The second public comment session was added to meeting agendas around six years ago on the recommendation of Nick Kapoor, a Democrat on the council at the time. Kapoor wanted it because the first public session is at the beginning of meetings, so members of the public could not speak about what happens during a meeting later on.
Maur made a motion to change the rule to allow the second session to follow the same rules as the first public comment session. It was seconded by fellow Democrat Dee Dee Martin.
After impassioned discussion, during which Chairwoman Enid Lipeles called for a five minute recess, while she and four fellow Republicans caucused behind a closed door, the motion was defeated along party lines by a vote of 5 to 3.
Lipeles, Vice Chairman Sean O’Rourke, Terry Rooney, Kevin Reid and Jonathan Formichella voted no and Maur, Martin and Jennifer Aguilar voted yes.
O’Rourke pointed out how people rarely speak during the second comment sessions. “My concern is open ending it could potentially lengthen the meeting,” he said.
“I disagree,” Martin said. “The original intent was to leave it open. There may be something someone wants to bring to our attention and wants to do it publicly.”
Maur said people cannot comment on the action items, discussions and the first selectman’s update as the rules are written, because the open public comment is before the action items.
He said residents’ open access to public officials and the ability to speak their minds supersedes extending Town Council members’ evening.
Republicans pointed out how among Connecticut towns, Monroe is rare in allowing a second public session in its council meetings.
“I’m calling a five minute recess,” Lipeles said. “It’s the chairman’s prerogative.” Turning to her fellow council Republicans, she added, “let’s go to our office.”
When the meeting continued, the vote was called and the motion went down 5-3.
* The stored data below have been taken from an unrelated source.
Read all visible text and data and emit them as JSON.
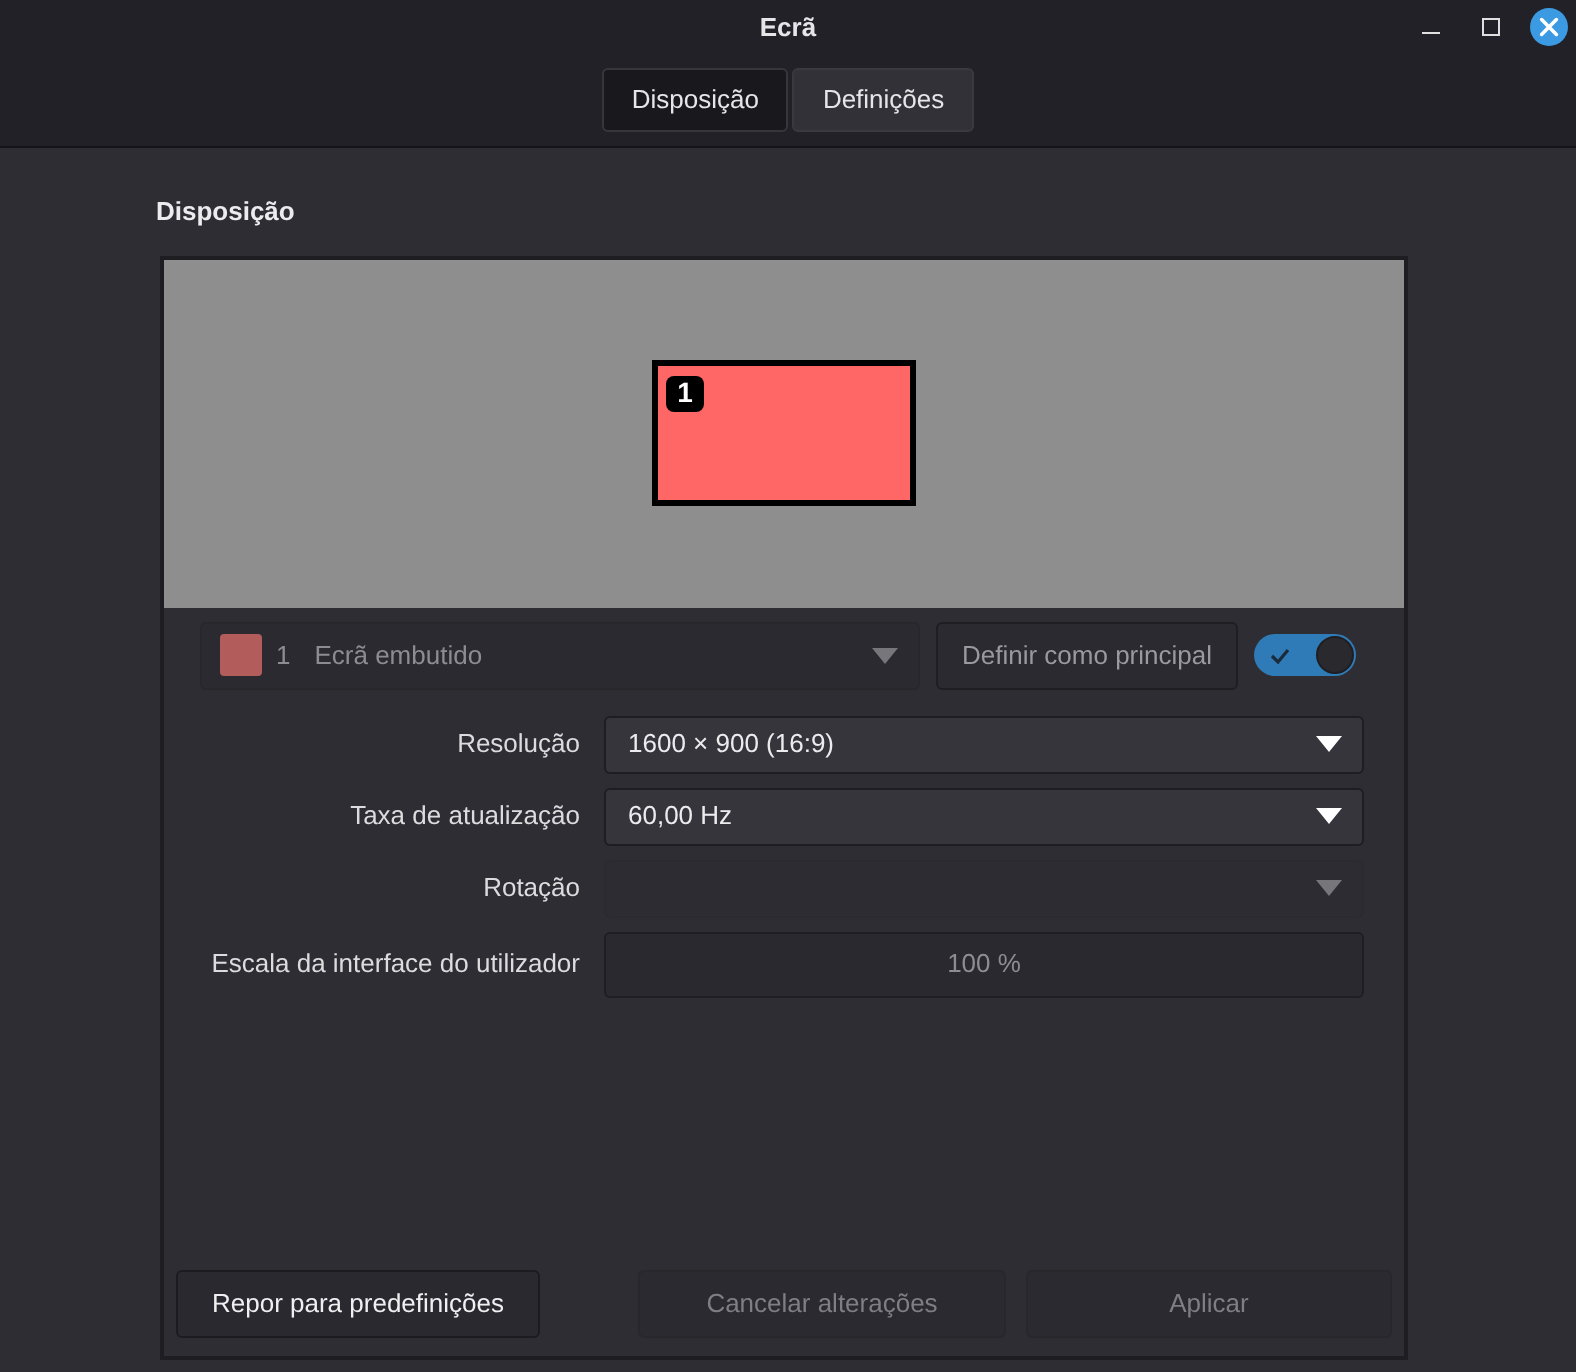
{
  "window": {
    "title": "Ecrã"
  },
  "tabs": [
    {
      "label": "Disposição",
      "selected": true
    },
    {
      "label": "Definições",
      "selected": false
    }
  ],
  "section_title": "Disposição",
  "layout_preview": {
    "monitors": [
      {
        "number": "1",
        "color": "#ff6666"
      }
    ]
  },
  "display_selector": {
    "number": "1",
    "name": "Ecrã embutido",
    "color": "#b35c5c",
    "disabled": true
  },
  "primary_button": {
    "label": "Definir como principal",
    "disabled": true
  },
  "output_switch": {
    "on": true
  },
  "settings": [
    {
      "kind": "dropdown",
      "label": "Resolução",
      "value": "1600 × 900 (16:9)",
      "disabled": false
    },
    {
      "kind": "dropdown",
      "label": "Taxa de atualização",
      "value": "60,00 Hz",
      "disabled": false
    },
    {
      "kind": "dropdown",
      "label": "Rotação",
      "disabled": true
    },
    {
      "kind": "scale",
      "label": "Escala da interface do utilizador",
      "value": "100 %",
      "disabled": true
    }
  ],
  "buttons": [
    {
      "label": "Repor para predefinições",
      "disabled": false
    },
    {
      "label": "Cancelar alterações",
      "disabled": true
    },
    {
      "label": "Aplicar",
      "disabled": true
    }
  ]
}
“I think this council made an error in judgement by removing the discussion from the public,” Maur said. “To not allow people to speak is a true mistake.” Of the vote on adopting all the revised rules, he added, “I cannot support this.”
Aguilar said she worked hard on the rules revisions with Frank Lieto when he was council chairman, and even though they agreed on the rule for the second session, after hearing Maur she agreed it should be unrestricted.
“I will support this because we worked hard on it,” she said of adopting the Rules of Procedure, “but I disagree on the second session.”
“There was a lot of discussion on this,” Reid said. “I think it’s a bit disingenuous to say it doesn’t allow the public to speak. To say it’s getting minutes back, that’s never been insinuated by anybody. We’ll stay till midnight with a storm outside.”
“The public can speak on anything in the first session,” Reid continued. “It’s good to have a cooling down period after a vote. The public can come to the next council meeting and talk about anything that had happened. That was the spirit and intent behind this procedure.”
“While that may be the spirit and intent, I see no reason to limit the discussion in the second session,” Maur said.
He acknowledged members of the public could come to the next meeting, but said council members are responsible to be there and residents cannot always make it to a meeting.
“They can at the end of the day,” Reid said of the chairman’s prerogative to allow discussion of matters voted on during the meeting in the second public session. “We didn’t deny someone the right to speak.”
“Just because we don’t, doesn’t mean we can’t,” Maur said.
The council voted to adopt the revised Rules of Procedure with Lipeles, O’Rourke, Rooney, Formichella, Reid and Aguilar in favor and Maur and Martin voting no.